When it started I became a member of Clear - which is a service designed to assist frequent travelers in getting through the TSA security system. The system costs about $200 per year. It is not universally available. Thus if you fly as I do more than a hundred times a year - the cost of the service is about $2 per visit. The tradeoff for the system is like something the Customs service once had. You exchange some biometrics for a quicker way through security. The FastPass for the Customs service was a great idea but the computers never worked so it only was useful about one time in four when coming back into the country. The Clear Pass works quite well. In the airports it serves you go into a special line and a literally walked through the security system. But there are some drawbacks to the system. My wife is an occasional flyer so to get the benefits of the system I have to buy her a pass - that makes the system even less cost effective. This year I went through perhaps 35 airports, fewer than half of them had a Clear installation. Of the ones that do I rarely use some of them to start a flight, so the number of useful airports is, at least for me, quite limited. I spoke with the Sacramento airport people and they said they would not install the system. Some like Burbank have created an expert traveller line - which speeds your process without a cost. There is one other problem with Clear - it does not get you out of the inspection it merely speeds your process in the line. You still have to go through the screening. After zipping through the line, with Clear unlike the Fast Pass you then get put back into the grey container process where a lot of the screening delay occurs.

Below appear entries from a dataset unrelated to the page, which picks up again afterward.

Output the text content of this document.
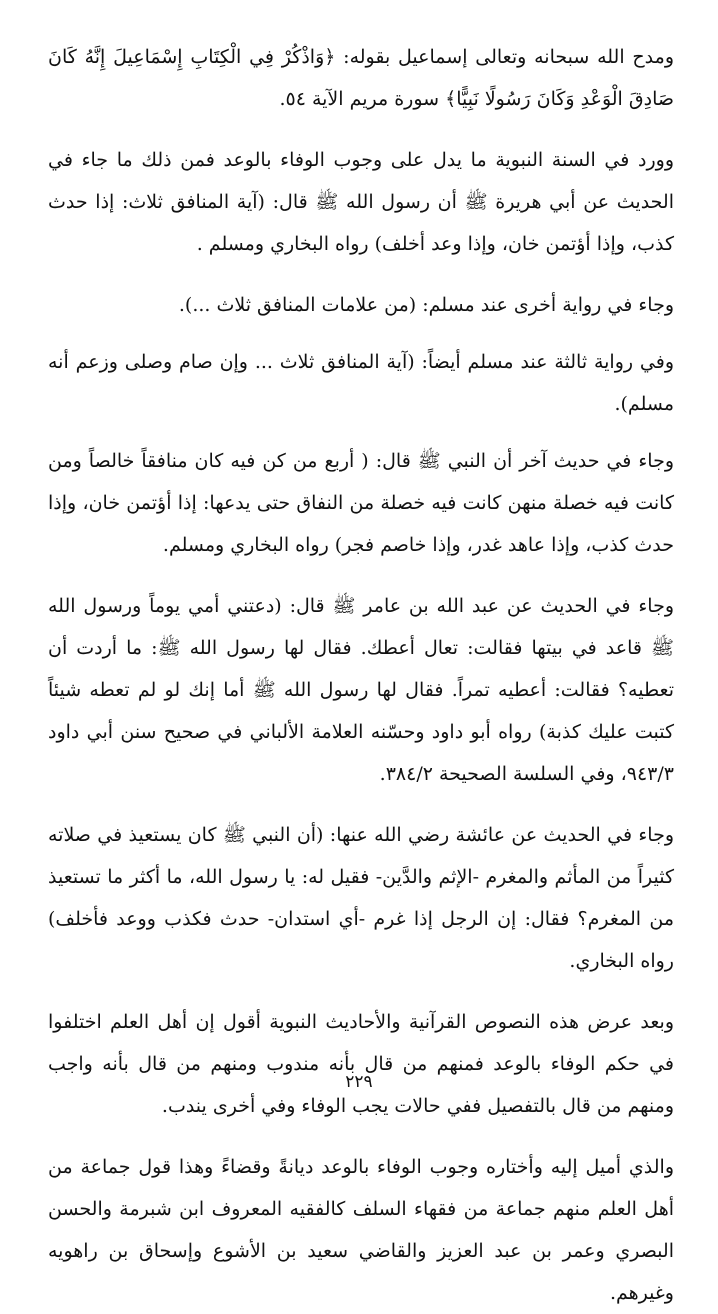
ومدح الله سبحانه وتعالى إسماعيل بقوله: ﴿وَاذْكُرْ فِي الْكِتَابِ إِسْمَاعِيلَ إِنَّهُ كَانَ صَادِقَ الْوَعْدِ وَكَانَ رَسُولًا نَبِيًّا﴾ سورة مريم الآية ٥٤.

وورد في السنة النبوية ما يدل على وجوب الوفاء بالوعد فمن ذلك ما جاء في الحديث عن أبي هريرة ﷺ أن رسول الله ﷺ قال: (آية المنافق ثلاث: إذا حدث كذب، وإذا أؤتمن خان، وإذا وعد أخلف) رواه البخاري ومسلم .

وجاء في رواية أخرى عند مسلم: (من علامات المنافق ثلاث ...).

وفي رواية ثالثة عند مسلم أيضاً: (آية المنافق ثلاث ... وإن صام وصلى وزعم أنه مسلم).

وجاء في حديث آخر أن النبي ﷺ قال: ( أربع من كن فيه كان منافقاً خالصاً ومن كانت فيه خصلة منهن كانت فيه خصلة من النفاق حتى يدعها: إذا أؤتمن خان، وإذا حدث كذب، وإذا عاهد غدر، وإذا خاصم فجر) رواه البخاري ومسلم.

وجاء في الحديث عن عبد الله بن عامر ﷺ قال: (دعتني أمي يوماً ورسول الله ﷺ قاعد في بيتها فقالت: تعال أعطك. فقال لها رسول الله ﷺ: ما أردت أن تعطيه؟ فقالت: أعطيه تمراً. فقال لها رسول الله ﷺ أما إنك لو لم تعطه شيئاً كتبت عليك كذبة) رواه أبو داود وحسّنه العلامة الألباني في صحيح سنن أبي داود ٩٤٣/٣، وفي السلسة الصحيحة ٣٨٤/٢.

وجاء في الحديث عن عائشة رضي الله عنها: (أن النبي ﷺ كان يستعيذ في صلاته كثيراً من المأثم والمغرم -الإثم والدَّين- فقيل له: يا رسول الله، ما أكثر ما تستعيذ من المغرم؟ فقال: إن الرجل إذا غرم -أي استدان- حدث فكذب ووعد فأخلف) رواه البخاري.

وبعد عرض هذه النصوص القرآنية والأحاديث النبوية أقول إن أهل العلم اختلفوا في حكم الوفاء بالوعد فمنهم من قال بأنه مندوب ومنهم من قال بأنه واجب ومنهم من قال بالتفصيل ففي حالات يجب الوفاء وفي أخرى يندب.

والذي أميل إليه وأختاره وجوب الوفاء بالوعد ديانةً وقضاءً وهذا قول جماعة من أهل العلم منهم جماعة من فقهاء السلف كالفقيه المعروف ابن شبرمة والحسن البصري وعمر بن عبد العزيز والقاضي سعيد بن الأشوع وإسحاق بن راهويه وغيرهم.

٢٢٩
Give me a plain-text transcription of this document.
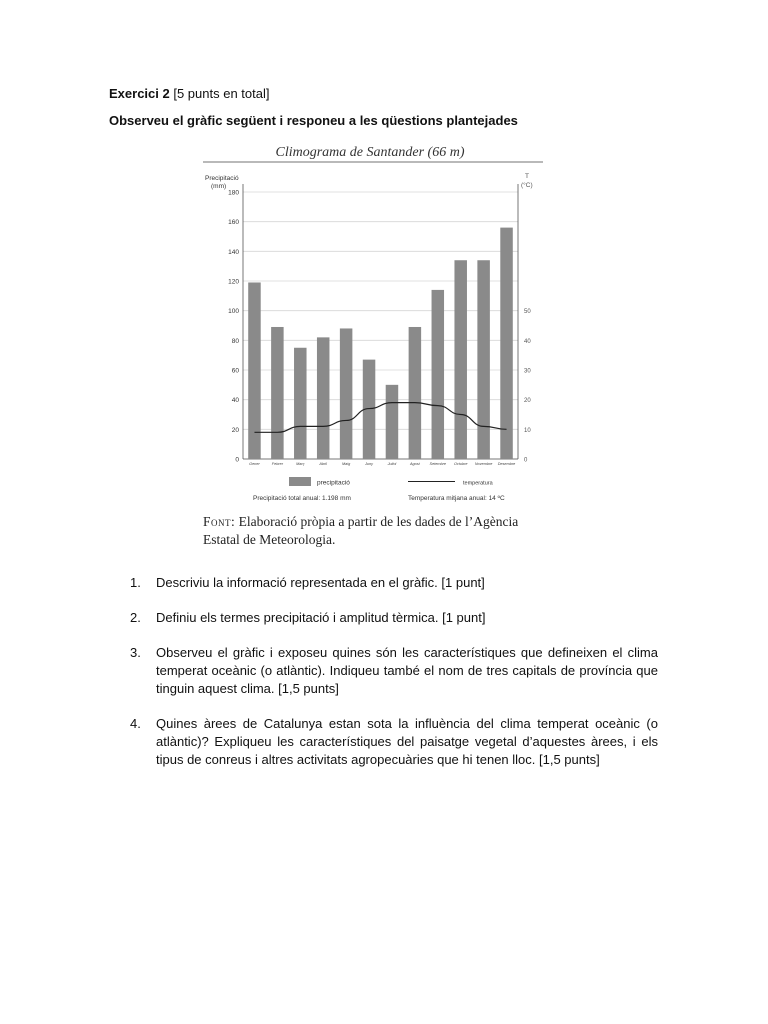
Exercici 2 [5 punts en total]
Observeu el gràfic següent i responeu a les qüestions plantejades
Climograma de Santander (66 m)
Precipitació
(mm)
T
(°C)
0
20
40
60
80
100
120
140
160
180
0
10
20
30
40
50
Gener	Febrer	Març	Abril	Maig	Juny	Juliol	Agost	Setembre Octubre Novembre Desembre
precipitació	temperatura
Precipitació total anual: 1.198 mm	Temperatura mitjana anual: 14 ºC
Font: Elaboració pròpia a partir de les dades de l’Agència Estatal de Meteorologia.
1. Descriviu la informació representada en el gràfic. [1 punt]
2. Definiu els termes precipitació i amplitud tèrmica. [1 punt]
3. Observeu el gràfic i exposeu quines són les característiques que defineixen el clima temperat oceànic (o atlàntic). Indiqueu també el nom de tres capitals de província que tinguin aquest clima. [1,5 punts]
4. Quines àrees de Catalunya estan sota la influència del clima temperat oceànic (o atlàntic)? Expliqueu les característiques del paisatge vegetal d’aquestes àrees, i els tipus de conreus i altres activitats agropecuàries que hi tenen lloc. [1,5 punts]
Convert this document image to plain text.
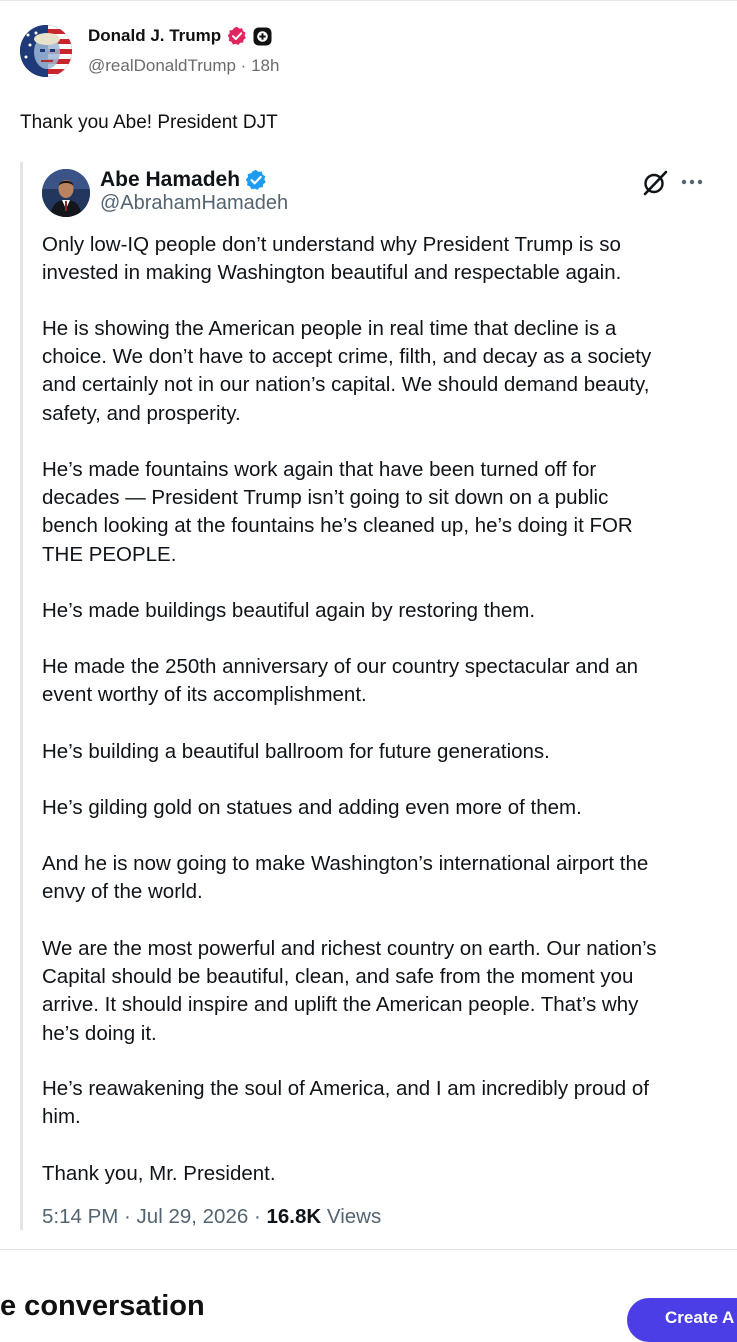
Donald J. Trump
@realDonaldTrump · 18h
Thank you Abe! President DJT
Abe Hamadeh
@AbrahamHamadeh

Only low-IQ people don’t understand why President Trump is so
invested in making Washington beautiful and respectable again.

He is showing the American people in real time that decline is a
choice. We don’t have to accept crime, filth, and decay as a society
and certainly not in our nation’s capital. We should demand beauty,
safety, and prosperity.

He’s made fountains work again that have been turned off for
decades — President Trump isn’t going to sit down on a public
bench looking at the fountains he’s cleaned up, he’s doing it FOR
THE PEOPLE.

He’s made buildings beautiful again by restoring them.

He made the 250th anniversary of our country spectacular and an
event worthy of its accomplishment.

He’s building a beautiful ballroom for future generations.

He’s gilding gold on statues and adding even more of them.

And he is now going to make Washington’s international airport the
envy of the world.

We are the most powerful and richest country on earth. Our nation’s
Capital should be beautiful, clean, and safe from the moment you
arrive. It should inspire and uplift the American people. That’s why
he’s doing it.

He’s reawakening the soul of America, and I am incredibly proud of
him.

Thank you, Mr. President.

5:14 PM · Jul 29, 2026 · 16.8K Views
e conversation	Create A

I am not a fan of the TSA. I think many of their procedures are silly and bureaucratic. But in the last year they have made some improvements which make the Clear system even less relevant. In addition to the Expert Traveller lines they have also simplified how you go through the process, so for example if you keep your computer in a sleeve, you do not need to take it out of the container.

There are lots of ways that the current TSA system could be improved. When it was created I expressed concern that we were making a lot of new public employees and that systems like the Irish and Israeli security screening used private employees and more technology with a lot less intrusion. Clear was trying to create an alternative to the bureaucratic gum of the system. They were less than half successful. That's why I did not renew. I suspect a lot of others made the same choice.